Mr. Speaker, it is an old trick for people to avert their eyes if they are trying to get a few more words in.
I appreciate my friend's points of agreement and disagreement.
Partisanship is actually a problem. If we take the recent case of Ms. Meilleur, she has admitted that her partisanship was so much so that she could not sit in the Senate. She has admitted that her partisanship put her in a conflict of interest in investigating the Prime Minister.
We would get to a point where the person was unable to perform the duties we were asking them to do if there were certain members and parties they could not investigate because of that conflict of interest.
If someone went to a Conservative fundraiser 20 years ago and put $20 in the kitty, yet has had a stellar career, those are things of consideration. I do not think there is a hard line. Clearly, with the cases the government felt comfortable with, nobody else felt comfortable. That is a problem.

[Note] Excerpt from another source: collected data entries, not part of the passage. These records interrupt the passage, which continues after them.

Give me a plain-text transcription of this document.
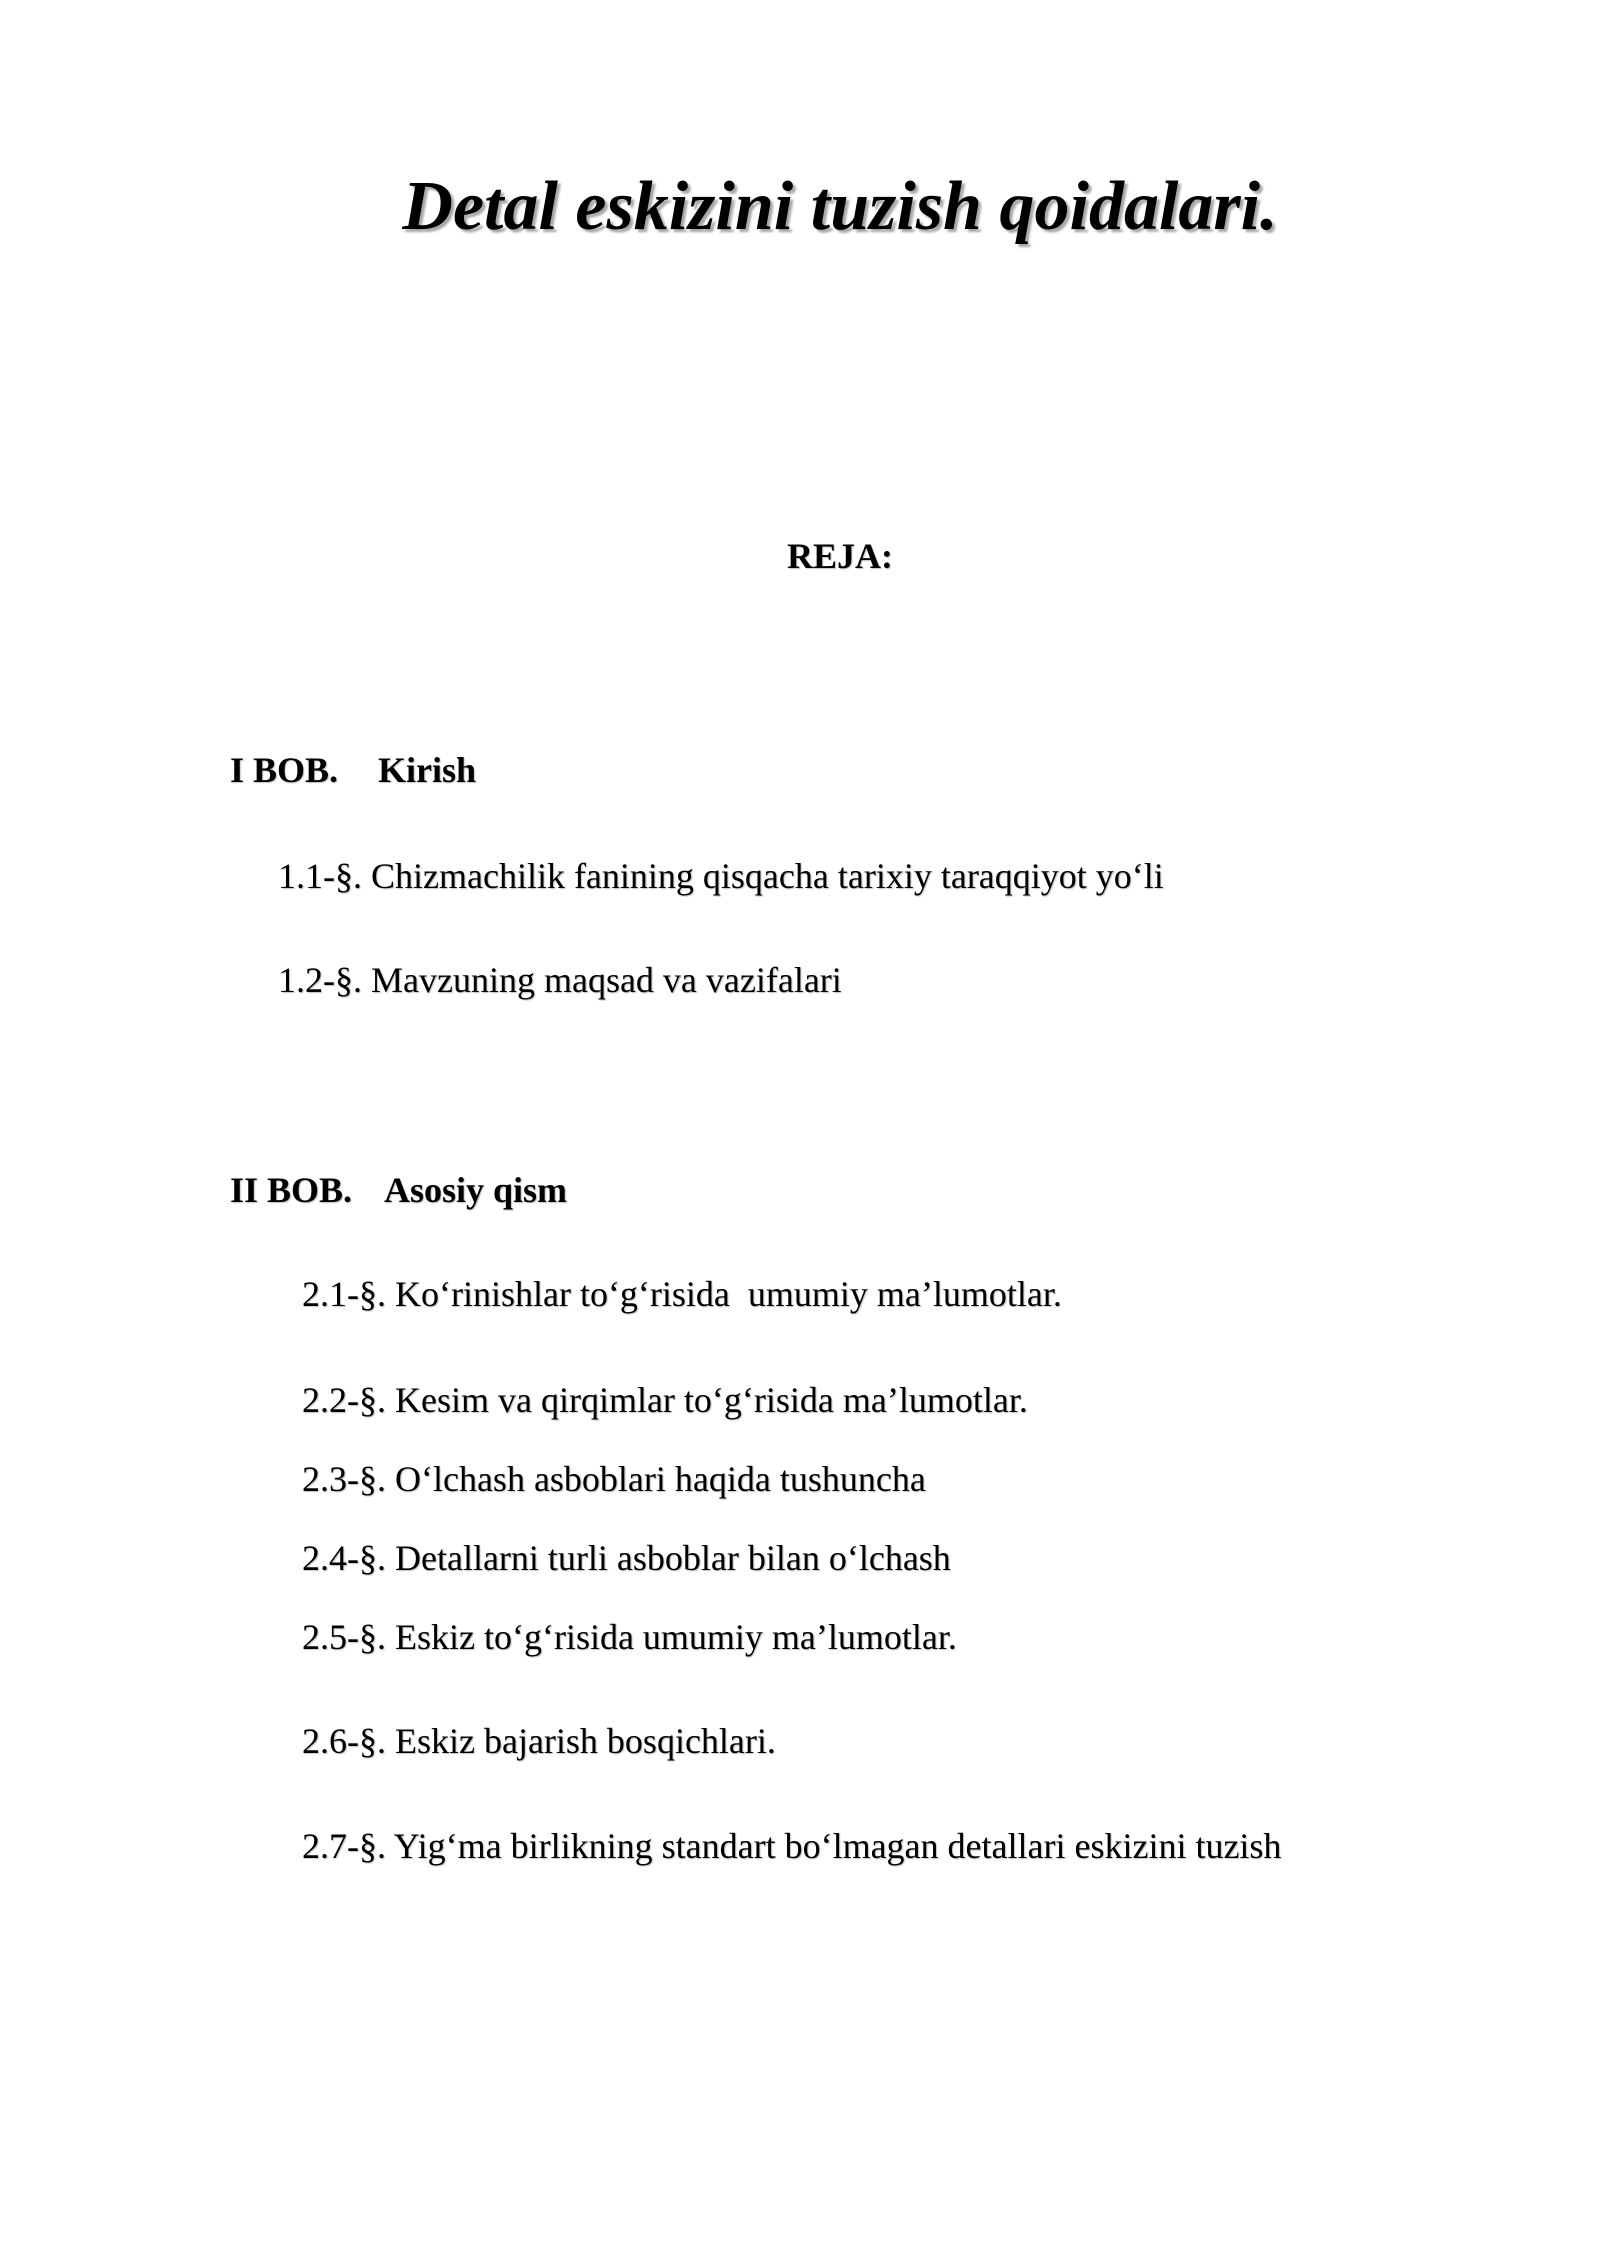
Detal eskizini tuzish qoidalari.
REJA:
I BOB. Kirish
1.1-§. Chizmachilik fanining qisqacha tarixiy taraqqiyot yo‘li
1.2-§. Mavzuning maqsad va vazifalari
II BOB. Asosiy qism
2.1-§. Ko‘rinishlar to‘g‘risida  umumiy ma’lumotlar.
2.2-§. Kesim va qirqimlar to‘g‘risida ma’lumotlar.
2.3-§. O‘lchash asboblari haqida tushuncha
2.4-§. Detallarni turli asboblar bilan o‘lchash
2.5-§. Eskiz to‘g‘risida umumiy ma’lumotlar.
2.6-§. Eskiz bajarish bosqichlari.
2.7-§. Yig‘ma birlikning standart bo‘lmagan detallari eskizini tuzish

Contrary to the alternative model the member has suggested, one committee member cannot stall the entire process. It does not require a unanimous vote around the table, because that is not how our committees work. Second, if the government wants to put a few names, we are giving the government the opportunity to vet and put a few names forward to the committee. He wants to reverse it and have the opposition work with the government to come up with the names. It is an alternative way. We are actually allowing the government more discretion. We will hear from the government House leader in a bit what the official party line might be.